From the ride up, you can see skiers and boarders making the trek up from the Challenger 3 or Headwaters 2 lift to ride the chutes on skier’s left.

You can also see the gullies, with just enough snow to entice the real experts into that thrill ride (not me).
After making it to the top of the Tram, I made a pitstop at the Kircliff Observatory. This striking glass structure gives you a sweeping 360-degree view of the three states, two National Parks, and all the incredible terrain Big Sky has to offer.

Following a mental reset after taking in these incredible views (and picking my jaw up off the glass floor), it was finally time to ski Lone Peak. At this point, I was thinking this should have probably been the first thing I had done today, due to it being pretty skied out, I jumped on Liberty Bowl to head down. While the area was heavily tracked, on my way down, I spotted some untouched lines hugging the skier’s left, but unfortunately could not get there without committing to a chute with minimal coverage.

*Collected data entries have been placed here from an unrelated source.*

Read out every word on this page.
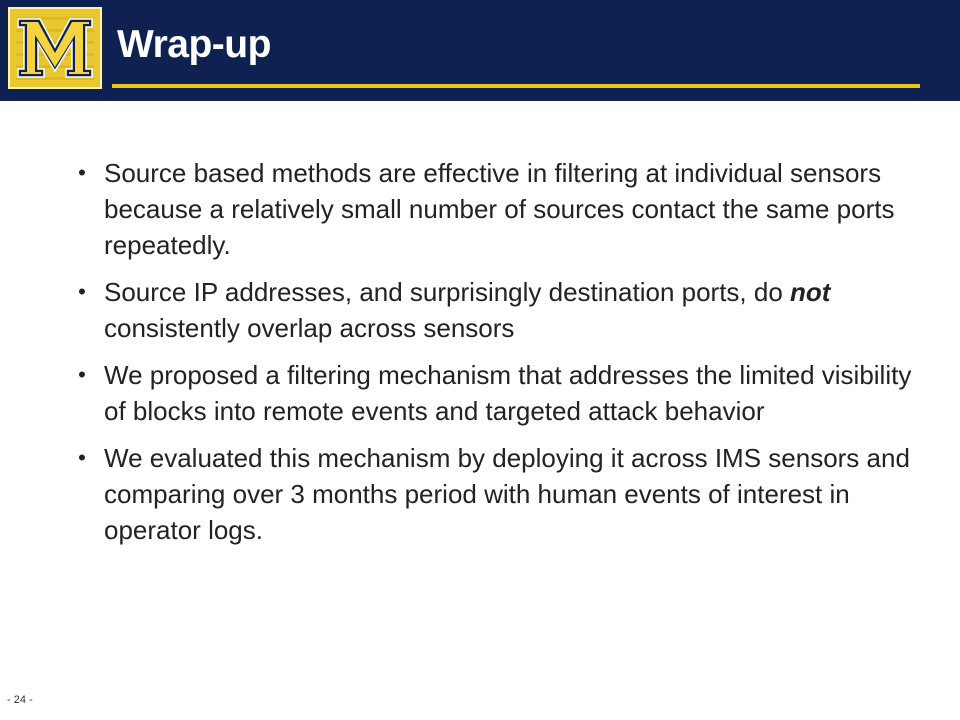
Wrap-up
• Source based methods are effective in filtering at individual sensors because a relatively small number of sources contact the same ports repeatedly.
• Source IP addresses, and surprisingly destination ports, do not consistently overlap across sensors
• We proposed a filtering mechanism that addresses the limited visibility of blocks into remote events and targeted attack behavior
• We evaluated this mechanism by deploying it across IMS sensors and comparing over 3 months period with human events of interest in operator logs.
- 24 -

As I reached the bottom, I was notified that the Shedhorn lift was closing for the day, so I decided that I should too. I took the lift up, got on Duck Walk, and headed back towards the front side, not saying it aloud, but telling myself, “one last run.” I decided on Lobo Meadows to Stump Farm as my last hurrah and headed down. This last run was smooth, after avoiding some rocks, and took me to base to call it a day.
Final Thoughts
Fast skiing, untouched glades, and challenging expert terrain were what I had in mind, and that is what I received. While I was not able to make it to the Madison Base on this particular day, the laps I got in were great.
Skiing the Sky Loop, the signature route to hit every part of the mountain, was my goal, but I was happy with the route I took and the runs I did. Big Sky is simply a resort that you need at least 3-full days to cover all parts of the mountain.

This was my 3rd day on the snow this season, and I couldn’t have picked a better spot or better conditions than what I received. While talking with some lifties on their 1-hour ride break, I was reminded why Big Sky is so special. They were telling me about how even in their 3rd year here at Big Sky, they were still finding new terrain, more stashes of powder, and great times.
The best advice they gave me on navigating the mountain was get lost. Get lost in the runs you wouldn’t normally take. Explore the area that no one seems to be in. They said that Big Sky has more to offer in the hidden gems that locals and workers find, so don’t be afraid to go off the beaten track and find them.
Big Sky definitely delivered, and I am counting the days until I can make my way back again.